Cord Blood H- and L-Ficolin Concentrations in Term Pregnancies with Normal and Restricted Fetal Growth

Abstract

Background and Aims: Ficolins H and L are serum defence proteins, mainly expressed in the liver and differing in ligand specificity. They initiate the lectin pathway of complement activation through association with mannose-binding-protein- associated proteases (MASPs). Ficolins are implicated in the pathogenesis of infectious and autoimmune diseases, apoptosis and preeclampsia. H-ficolin is a powerful direct opsonin binding to late apoptotic cells.
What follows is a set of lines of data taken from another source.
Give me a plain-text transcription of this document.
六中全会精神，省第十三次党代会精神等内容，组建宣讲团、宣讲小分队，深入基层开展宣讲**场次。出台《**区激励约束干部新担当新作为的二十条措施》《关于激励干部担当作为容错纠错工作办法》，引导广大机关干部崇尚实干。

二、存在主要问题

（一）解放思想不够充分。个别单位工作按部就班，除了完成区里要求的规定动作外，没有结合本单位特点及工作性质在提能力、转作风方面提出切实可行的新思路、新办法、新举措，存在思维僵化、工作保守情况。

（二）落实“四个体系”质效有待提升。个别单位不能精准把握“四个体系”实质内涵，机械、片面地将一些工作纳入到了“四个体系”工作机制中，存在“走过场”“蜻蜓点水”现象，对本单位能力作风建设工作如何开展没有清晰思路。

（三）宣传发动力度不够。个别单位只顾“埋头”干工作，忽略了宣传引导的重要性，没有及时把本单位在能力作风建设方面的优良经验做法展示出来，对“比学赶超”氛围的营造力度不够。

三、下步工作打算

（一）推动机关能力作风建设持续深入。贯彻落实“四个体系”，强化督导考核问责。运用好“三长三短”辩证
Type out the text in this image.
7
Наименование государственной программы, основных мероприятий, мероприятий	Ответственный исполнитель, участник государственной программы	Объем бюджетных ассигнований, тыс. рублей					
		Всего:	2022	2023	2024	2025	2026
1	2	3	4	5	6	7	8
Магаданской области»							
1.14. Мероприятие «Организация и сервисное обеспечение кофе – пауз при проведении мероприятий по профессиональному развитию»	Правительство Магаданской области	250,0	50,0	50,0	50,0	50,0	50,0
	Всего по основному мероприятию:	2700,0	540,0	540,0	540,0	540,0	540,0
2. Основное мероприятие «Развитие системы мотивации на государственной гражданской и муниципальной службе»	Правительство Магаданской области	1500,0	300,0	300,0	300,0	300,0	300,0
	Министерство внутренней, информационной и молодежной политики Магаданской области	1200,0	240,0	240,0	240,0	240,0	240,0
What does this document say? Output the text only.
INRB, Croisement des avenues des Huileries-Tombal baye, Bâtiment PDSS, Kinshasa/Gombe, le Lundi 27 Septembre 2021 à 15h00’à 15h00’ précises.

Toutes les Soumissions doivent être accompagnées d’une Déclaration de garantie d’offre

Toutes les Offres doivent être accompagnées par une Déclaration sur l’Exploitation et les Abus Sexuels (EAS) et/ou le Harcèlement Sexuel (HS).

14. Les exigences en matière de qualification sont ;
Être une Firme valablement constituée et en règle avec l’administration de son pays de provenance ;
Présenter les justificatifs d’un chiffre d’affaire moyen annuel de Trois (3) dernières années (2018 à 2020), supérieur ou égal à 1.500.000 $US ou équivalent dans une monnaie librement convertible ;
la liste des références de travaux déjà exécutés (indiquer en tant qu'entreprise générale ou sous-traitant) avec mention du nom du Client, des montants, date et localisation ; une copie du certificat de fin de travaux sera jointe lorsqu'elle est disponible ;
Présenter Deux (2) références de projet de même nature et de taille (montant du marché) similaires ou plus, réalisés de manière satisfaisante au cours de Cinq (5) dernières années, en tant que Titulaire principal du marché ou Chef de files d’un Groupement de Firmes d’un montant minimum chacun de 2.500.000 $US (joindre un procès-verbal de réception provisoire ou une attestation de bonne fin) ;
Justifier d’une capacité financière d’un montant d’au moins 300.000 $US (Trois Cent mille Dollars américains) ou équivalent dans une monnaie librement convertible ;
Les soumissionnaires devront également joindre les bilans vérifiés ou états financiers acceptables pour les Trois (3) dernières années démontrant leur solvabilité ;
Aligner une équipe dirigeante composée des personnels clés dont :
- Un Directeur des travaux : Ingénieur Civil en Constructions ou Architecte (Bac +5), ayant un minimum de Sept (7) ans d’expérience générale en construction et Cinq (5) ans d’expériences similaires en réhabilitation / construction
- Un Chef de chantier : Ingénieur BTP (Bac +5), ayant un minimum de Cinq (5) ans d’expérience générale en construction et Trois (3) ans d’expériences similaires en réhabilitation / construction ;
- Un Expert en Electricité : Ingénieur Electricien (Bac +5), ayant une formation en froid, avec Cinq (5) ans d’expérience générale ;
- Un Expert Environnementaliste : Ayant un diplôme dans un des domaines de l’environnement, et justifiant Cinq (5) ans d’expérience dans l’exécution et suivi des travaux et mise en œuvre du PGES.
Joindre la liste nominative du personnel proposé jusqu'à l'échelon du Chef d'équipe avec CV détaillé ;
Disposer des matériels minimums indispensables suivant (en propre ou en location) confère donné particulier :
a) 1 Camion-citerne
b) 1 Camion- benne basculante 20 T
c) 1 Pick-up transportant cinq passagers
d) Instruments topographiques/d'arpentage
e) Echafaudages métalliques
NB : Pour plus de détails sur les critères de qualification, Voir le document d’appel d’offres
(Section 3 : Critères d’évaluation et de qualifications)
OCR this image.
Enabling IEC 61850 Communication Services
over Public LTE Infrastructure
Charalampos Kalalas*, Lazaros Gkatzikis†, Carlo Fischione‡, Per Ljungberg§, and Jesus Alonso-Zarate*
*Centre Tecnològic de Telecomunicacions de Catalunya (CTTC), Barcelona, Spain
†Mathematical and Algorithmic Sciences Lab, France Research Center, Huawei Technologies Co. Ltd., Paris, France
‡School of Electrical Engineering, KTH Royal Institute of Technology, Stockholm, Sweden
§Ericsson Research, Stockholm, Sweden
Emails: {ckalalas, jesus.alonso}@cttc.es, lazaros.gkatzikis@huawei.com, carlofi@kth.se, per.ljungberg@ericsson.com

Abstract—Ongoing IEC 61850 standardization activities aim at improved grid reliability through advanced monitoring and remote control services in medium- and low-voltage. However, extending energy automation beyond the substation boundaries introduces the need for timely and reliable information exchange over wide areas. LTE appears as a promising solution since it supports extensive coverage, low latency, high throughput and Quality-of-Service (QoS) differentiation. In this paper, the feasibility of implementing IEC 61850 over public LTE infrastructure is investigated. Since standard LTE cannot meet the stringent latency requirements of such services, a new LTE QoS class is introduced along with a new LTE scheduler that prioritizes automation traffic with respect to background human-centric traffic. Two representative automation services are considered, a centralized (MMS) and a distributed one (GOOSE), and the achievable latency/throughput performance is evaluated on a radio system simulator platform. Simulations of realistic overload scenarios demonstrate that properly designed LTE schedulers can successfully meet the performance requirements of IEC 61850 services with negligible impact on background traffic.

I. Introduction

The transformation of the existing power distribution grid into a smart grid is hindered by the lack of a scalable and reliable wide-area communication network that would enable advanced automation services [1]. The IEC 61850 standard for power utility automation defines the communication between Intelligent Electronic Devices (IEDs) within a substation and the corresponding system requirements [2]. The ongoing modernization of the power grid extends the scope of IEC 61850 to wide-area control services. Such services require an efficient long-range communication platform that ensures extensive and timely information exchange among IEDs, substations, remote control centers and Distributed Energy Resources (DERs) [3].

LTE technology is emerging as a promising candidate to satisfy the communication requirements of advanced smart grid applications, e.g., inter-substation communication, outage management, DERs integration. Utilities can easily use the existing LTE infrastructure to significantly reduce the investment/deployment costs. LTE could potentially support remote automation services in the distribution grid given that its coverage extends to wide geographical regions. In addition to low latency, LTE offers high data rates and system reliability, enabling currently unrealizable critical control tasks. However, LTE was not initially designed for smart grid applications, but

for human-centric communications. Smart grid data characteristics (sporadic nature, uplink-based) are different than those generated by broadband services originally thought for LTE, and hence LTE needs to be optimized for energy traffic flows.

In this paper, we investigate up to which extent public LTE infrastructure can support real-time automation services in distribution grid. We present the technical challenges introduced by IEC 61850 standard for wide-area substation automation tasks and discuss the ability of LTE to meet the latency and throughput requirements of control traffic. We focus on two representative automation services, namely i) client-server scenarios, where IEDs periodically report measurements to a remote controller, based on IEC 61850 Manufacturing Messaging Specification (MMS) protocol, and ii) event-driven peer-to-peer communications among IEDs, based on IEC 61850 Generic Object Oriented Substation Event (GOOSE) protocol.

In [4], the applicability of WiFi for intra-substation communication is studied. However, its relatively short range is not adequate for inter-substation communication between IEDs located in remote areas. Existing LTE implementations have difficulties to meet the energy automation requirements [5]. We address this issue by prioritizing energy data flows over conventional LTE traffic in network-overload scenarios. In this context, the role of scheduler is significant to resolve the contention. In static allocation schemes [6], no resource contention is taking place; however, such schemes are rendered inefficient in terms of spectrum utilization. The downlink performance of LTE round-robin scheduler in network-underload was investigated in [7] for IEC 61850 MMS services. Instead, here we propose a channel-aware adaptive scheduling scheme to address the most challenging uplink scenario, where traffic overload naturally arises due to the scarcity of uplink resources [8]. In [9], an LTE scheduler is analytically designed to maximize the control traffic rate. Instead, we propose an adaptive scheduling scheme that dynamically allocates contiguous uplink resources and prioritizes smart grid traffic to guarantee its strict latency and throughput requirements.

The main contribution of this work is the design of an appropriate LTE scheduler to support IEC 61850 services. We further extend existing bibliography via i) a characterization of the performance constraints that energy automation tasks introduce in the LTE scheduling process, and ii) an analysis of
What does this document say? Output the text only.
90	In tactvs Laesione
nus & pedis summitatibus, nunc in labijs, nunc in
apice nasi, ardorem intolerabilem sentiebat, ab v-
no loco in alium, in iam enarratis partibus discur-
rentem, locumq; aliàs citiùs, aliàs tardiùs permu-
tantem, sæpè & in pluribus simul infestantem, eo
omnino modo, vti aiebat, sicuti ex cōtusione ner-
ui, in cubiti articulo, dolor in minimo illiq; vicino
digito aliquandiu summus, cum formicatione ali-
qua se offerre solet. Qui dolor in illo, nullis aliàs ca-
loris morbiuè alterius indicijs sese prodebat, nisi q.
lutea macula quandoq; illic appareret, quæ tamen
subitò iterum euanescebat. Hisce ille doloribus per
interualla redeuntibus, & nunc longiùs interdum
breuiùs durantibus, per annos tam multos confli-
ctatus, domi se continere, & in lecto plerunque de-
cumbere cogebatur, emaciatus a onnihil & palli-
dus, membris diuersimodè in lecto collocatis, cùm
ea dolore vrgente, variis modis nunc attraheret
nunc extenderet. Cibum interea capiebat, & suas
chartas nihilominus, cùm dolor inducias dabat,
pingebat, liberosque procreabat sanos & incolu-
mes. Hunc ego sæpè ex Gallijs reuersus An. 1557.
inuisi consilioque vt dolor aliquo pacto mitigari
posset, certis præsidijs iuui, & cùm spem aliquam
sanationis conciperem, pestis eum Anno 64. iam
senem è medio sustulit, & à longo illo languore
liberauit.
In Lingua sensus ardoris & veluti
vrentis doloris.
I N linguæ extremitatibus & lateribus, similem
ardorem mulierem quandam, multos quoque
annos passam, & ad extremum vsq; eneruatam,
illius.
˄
This study aimed to determine H- and L-ficolin cord blood concentrations in appropriate-for-gestational-age (AGA) and intrauterine-growth-restricted pregnancies (IUGR), associated with excessive apoptosis, uteroplacental vascular insufficiency and activation of the innate immune system. Furthermore to investigate possible correlations of H- and L-ficolin concentrations with several demographic parameters of infants at birth. Methods: Serum H- and L-ficolin concentrations were determined by ELISA in 160 mixed arteriovenous cord blood samples from 50 IUGR and 110 AGA singleton full-term pregnancies. Results: No significant differences in cord blood H- and L-ficolin concentrations were observed between IUGR and AGA groups. The effect of customized centile, birthweight, gender, gestational age, parity and maternal age on cord blood H- and L-ficolin concentrations was not significant in both groups. Conclusions: Lack of differences in cord blood H- and L- ficolin concentrations at term between IUGR and AGA groups possibly suggests that they are not directly implicated in the pathophysiological processes of IUGR. Possibly this happens because the lectin pathway of complement activation, as far as ficolins are concerned, may not be fully functional at birth.